The Nonpartisan Regulatory State

To believe Democratic politicians, the U.S. has entered an era of near-laissez faire economics.  Regulatory agencies have faded away.  Uncle Sam has gone on vacation.  The tax authorities have closed shop.  Evil businessmen are running rampant.

Actually, regulation has been increasing despite Republican dominance in Washington.  Reports the Wall Street Journal:

Just last week, the Environmental Protection Agency announced new ozone rules for the first time in 10 years. As the EPA noted, “ozone is measured out to three decimal places.” The new city limits for ozone from cars, power plants, factories and other “man-made sources” is 0.075 parts per million instead of the old 0.080 ppm. The cost in lost economic output from this new more stringent rule is estimated at $6 billion a year, and many communities are still struggling to meet the demands of the old rule. Whether the health benefits of the new rule will exceed these costs is unknown because Congress refuses to allow a cost-benefit analysis for air quality regulations.

Last year Bush rule-making agencies imposed $11 billion of net new economy-wide regulatory costs (mostly in the environmental area). The cost of new regulations has increased every year on Mr. Bush’s watch, but last year was by far the highest. What’s more, a new Heritage Foundation report concludes that the Administration’s agency czars are in a “clear the decks” mode of promulgating rules during the Presidency’s final 10 months.

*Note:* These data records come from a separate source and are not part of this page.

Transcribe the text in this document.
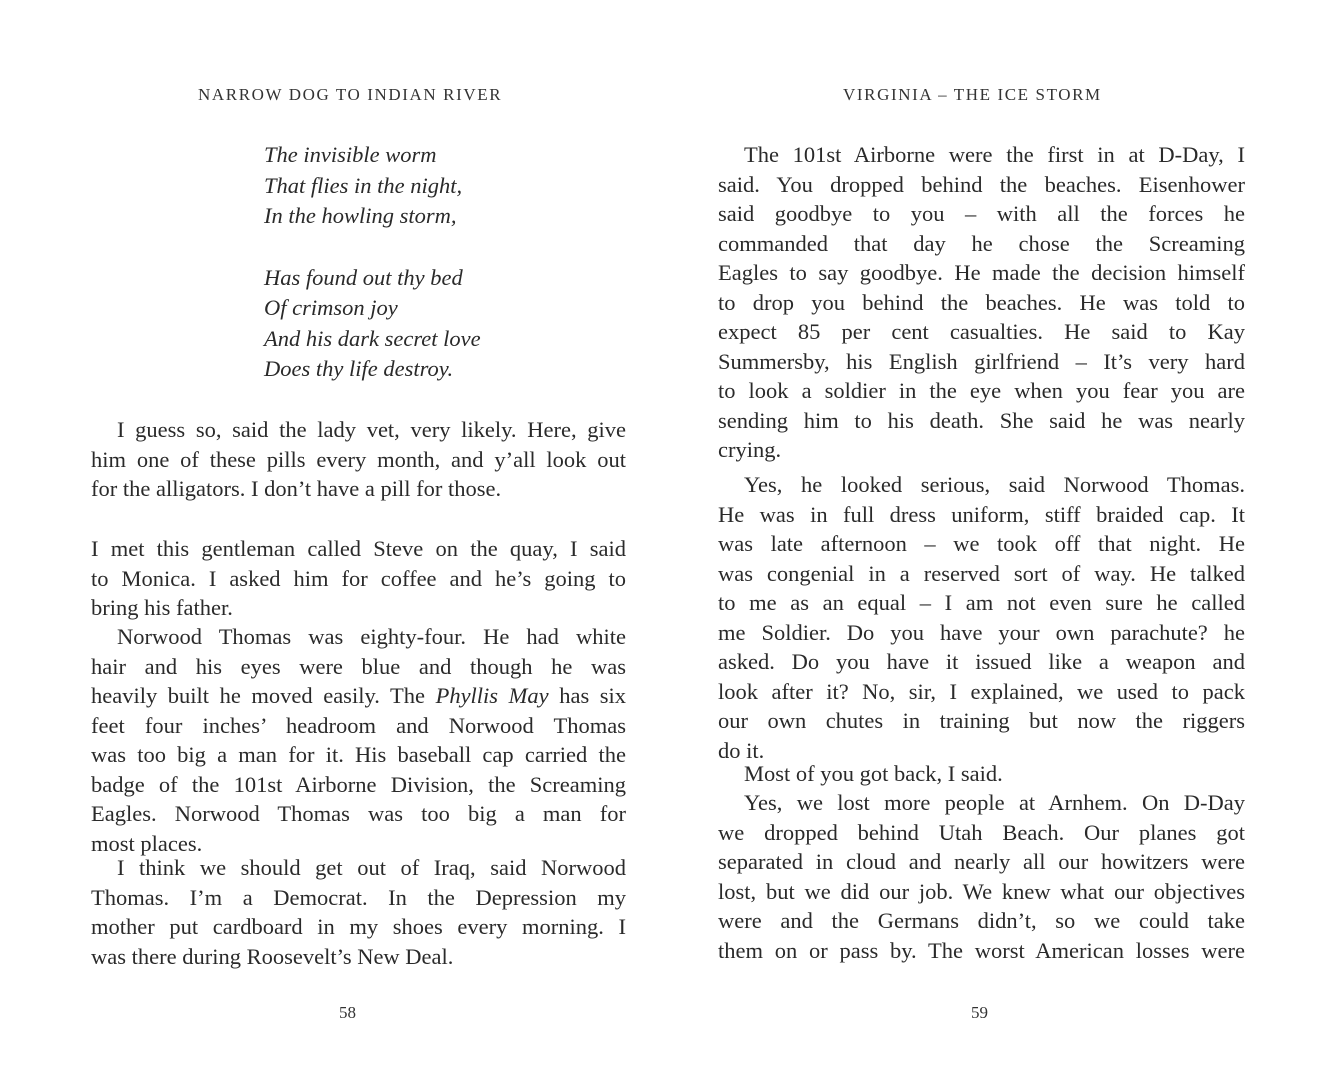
NARROW DOG TO INDIAN RIVER
The invisible worm
That flies in the night,
In the howling storm,
Has found out thy bed
Of crimson joy
And his dark secret love
Does thy life destroy.
I guess so, said the lady vet, very likely. Here, give
him one of these pills every month, and y’all look out
for the alligators. I don’t have a pill for those.
I met this gentleman called Steve on the quay, I said
to Monica. I asked him for coffee and he’s going to
bring his father.
Norwood Thomas was eighty-four. He had white
hair and his eyes were blue and though he was
heavily built he moved easily. The Phyllis May has six
feet four inches’ headroom and Norwood Thomas
was too big a man for it. His baseball cap carried the
badge of the 101st Airborne Division, the Screaming
Eagles. Norwood Thomas was too big a man for
most places.
I think we should get out of Iraq, said Norwood
Thomas. I’m a Democrat. In the Depression my
mother put cardboard in my shoes every morning. I
was there during Roosevelt’s New Deal.
58
VIRGINIA – THE ICE STORM
The 101st Airborne were the first in at D-Day, I
said. You dropped behind the beaches. Eisenhower
said goodbye to you – with all the forces he
commanded that day he chose the Screaming
Eagles to say goodbye. He made the decision himself
to drop you behind the beaches. He was told to
expect 85 per cent casualties. He said to Kay
Summersby, his English girlfriend – It’s very hard
to look a soldier in the eye when you fear you are
sending him to his death. She said he was nearly
crying.
Yes, he looked serious, said Norwood Thomas.
He was in full dress uniform, stiff braided cap. It
was late afternoon – we took off that night. He
was congenial in a reserved sort of way. He talked
to me as an equal – I am not even sure he called
me Soldier. Do you have your own parachute? he
asked. Do you have it issued like a weapon and
look after it? No, sir, I explained, we used to pack
our own chutes in training but now the riggers
do it.
Most of you got back, I said.
Yes, we lost more people at Arnhem. On D-Day
we dropped behind Utah Beach. Our planes got
separated in cloud and nearly all our howitzers were
lost, but we did our job. We knew what our objectives
were and the Germans didn’t, so we could take
them on or pass by. The worst American losses were
59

With the economy stalling and capital markets looking like sludge, this red-tape roll out makes no sense. The Small Business Administration calculates that the total cost in 2005 of complying with 145,000 pages of federal rules and procedures was $1.1 trillion. This is the rough economic equivalent of imposing a second federal income tax on the economy.

George Mason University’s Mercatus Center reveals in a soon-to-be released study that every measure of regulatory activity is up in recent years — agency staffing, budgets, pages of rule making and compliance costs. Those numbers contradict the stream of attacks against this Administration for “weakening” federal consumer and environmental protections.

Of course, none of this should come as a surprise.  CEI’s own Wayne Crews has been regularly reporting on regulatory growth in America. And the picture just keeps getting uglier.

When will we have an honest debate over regulation in America?  Our problems keep getting worse as our regulations keep getting more stringent.  Maybe there’s a lesson here!